The legislation (House bill 2012-H7484A and Senate bill 2012-S2597A) also includes additional consumer protections for the processing of insurance claims for hurricane damage.
The new law will take effect beginning January 2013. It will be applicable to policies issued or renewed on or after January 1, 2013.
Following Hurricane Katrina in 2005, the state of Rhode Island suffered a mass exodus of insurance providers from the state, especially in coastal areas.
Lawmakers said many Rhode Island homeowner policies were not renewed and other insurance companies changed the traditional dollar-based deductibles for storm damage to a percentage-based deductible, leaving homeowners facing the potential for enormous costs for any damage from future, serious storms.
This new legislation has several components which aim to protect homeowners:
• Limits a hurricane deductible to only once per hurricane season, so that a homeowner cannot be hit with a second deductible in the unlikely event that a second hurricane hits the state during a hurricane season.
• Provides a hurricane mediation process as a non-adversarial and non-binding alternative dispute resolution process for claims arising from a hurricane in which the property owner and the insurance company will work to resolve potential claims.
• Allows the Department of Business Regulation to address the declaration of a catastrophe in Rhode Island in which homeowners may not be able to receive notice from insurers.
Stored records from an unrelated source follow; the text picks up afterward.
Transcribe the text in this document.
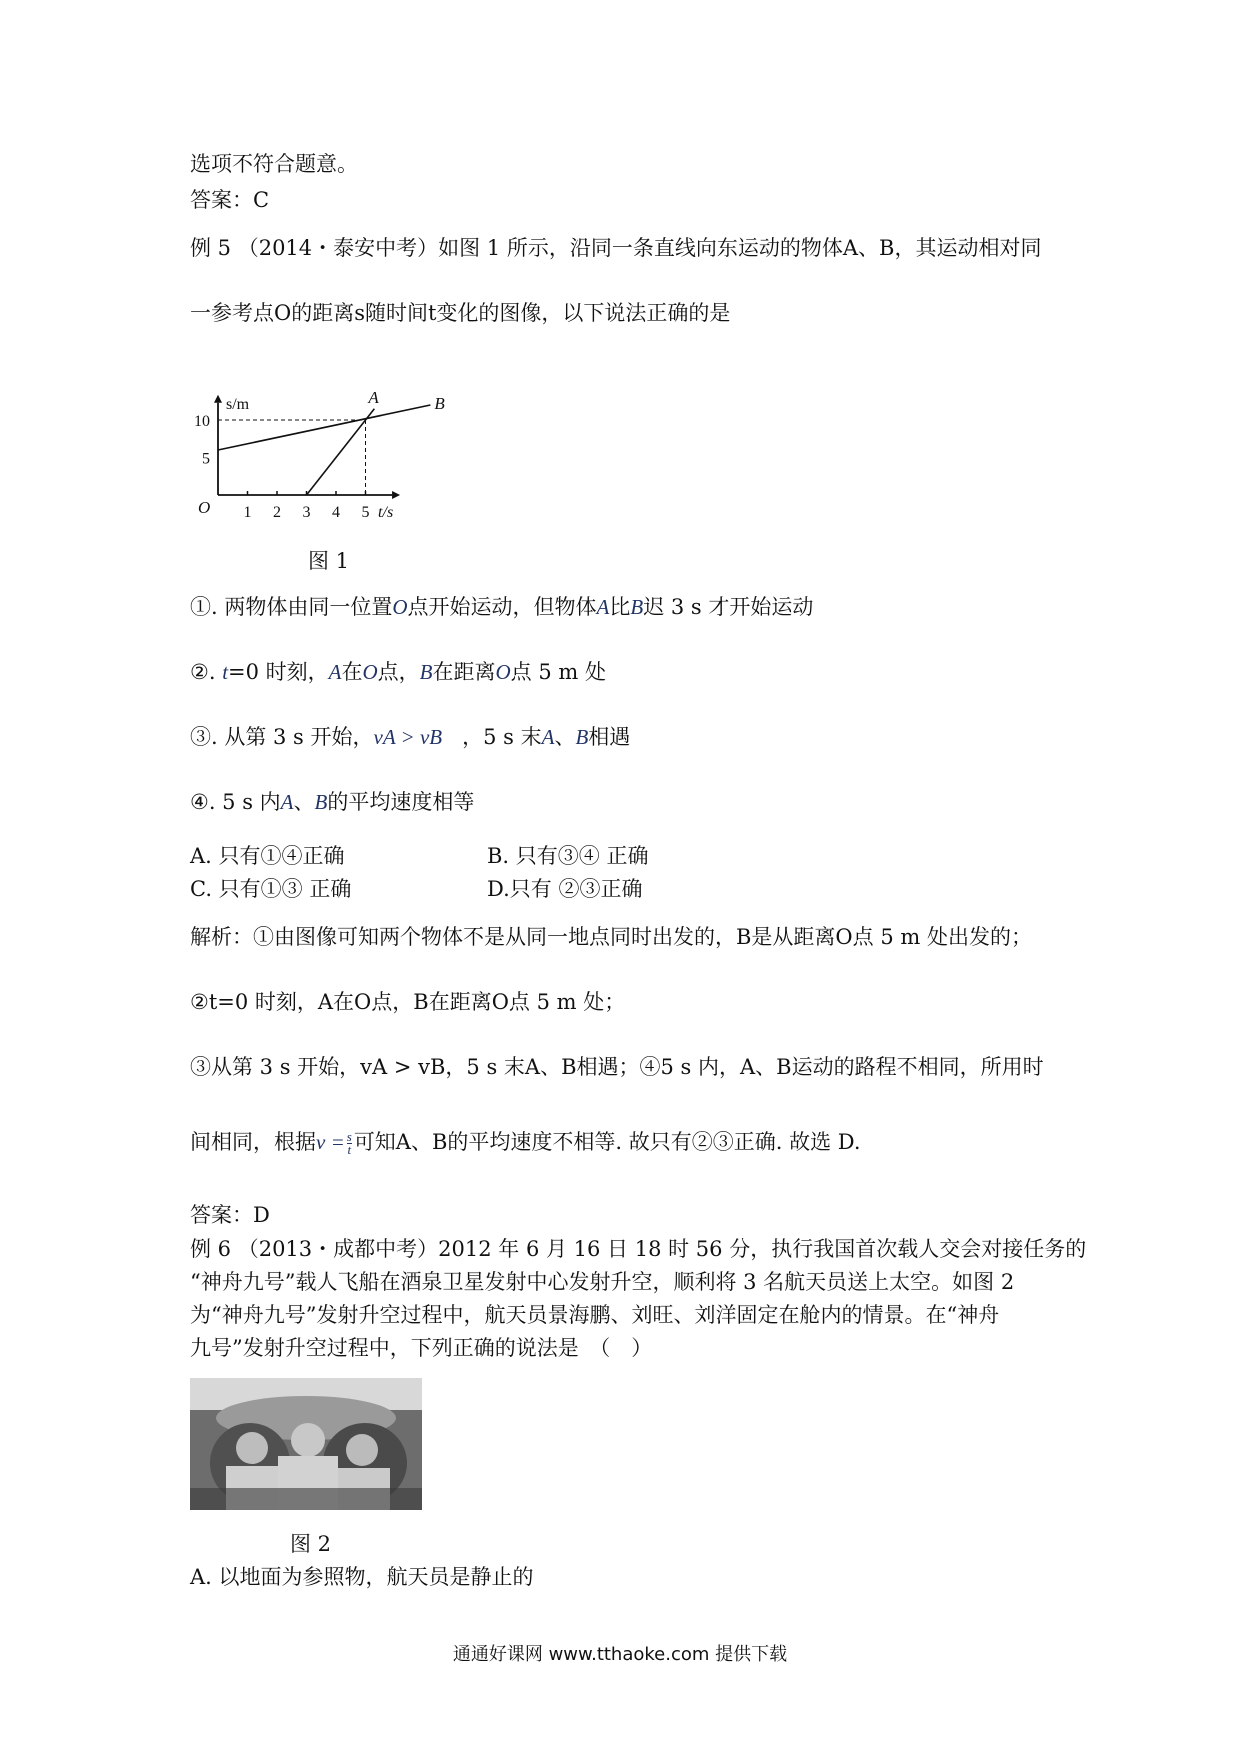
选项不符合题意。
答案：C
例 5 （2014・泰安中考）如图 1 所示，沿同一条直线向东运动的物体A、B，其运动相对同
一参考点O的距离s随时间t变化的图像，以下说法正确的是
1 2 3 4 5
5
10
s/m
t/s
O
A	B
图 1
①. 两物体由同一位置O点开始运动，但物体A比B迟 3 s 才开始运动
②. t=0 时刻，A在O点，B在距离O点 5 m 处
③. 从第 3 s 开始，vA > vB ，5 s 末A、B相遇
④. 5 s 内A、B的平均速度相等
A. 只有①④正确	B. 只有③④ 正确
C. 只有①③ 正确	D.只有 ②③正确
解析：①由图像可知两个物体不是从同一地点同时出发的，B是从距离O点 5 m 处出发的；
②t=0 时刻，A在O点，B在距离O点 5 m 处；
③从第 3 s 开始，vA > vB，5 s 末A、B相遇；④5 s 内，A、B运动的路程不相同，所用时
间相同，根据$v = \frac{s}{t}$ 可知A、B的平均速度不相等. 故只有②③正确. 故选 D.
答案：D
例 6 （2013・成都中考）2012 年 6 月 16 日 18 时 56 分，执行我国首次载人交会对接任务的
“神舟九号”载人飞船在酒泉卫星发射中心发射升空，顺利将 3 名航天员送上太空。如图 2
为“神舟九号”发射升空过程中，航天员景海鹏、刘旺、刘洋固定在舱内的情景。在“神舟
九号”发射升空过程中，下列正确的说法是　（　）
图 2
A. 以地面为参照物，航天员是静止的
通通好课网 www.tthaoke.com 提供下载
This regulation would provide the necessary procedure for reporting requirements for claims related to the emergency, provide a grace period for payment of insurance premiums, and provide a temporary postponement for cancellations and non-renewals for insurance polices.
• Limits de minimus surcharges against a homeowner’s policy. For example, because of the extended power outages associated with Tropical Storm Irene, many Rhode Islanders suffered food spoilage. But the General Assembly noted that when some people submitted claims for $400 in food losses, their insurance company hit them with a $500 rate increase for reporting the loss that they were entitled to.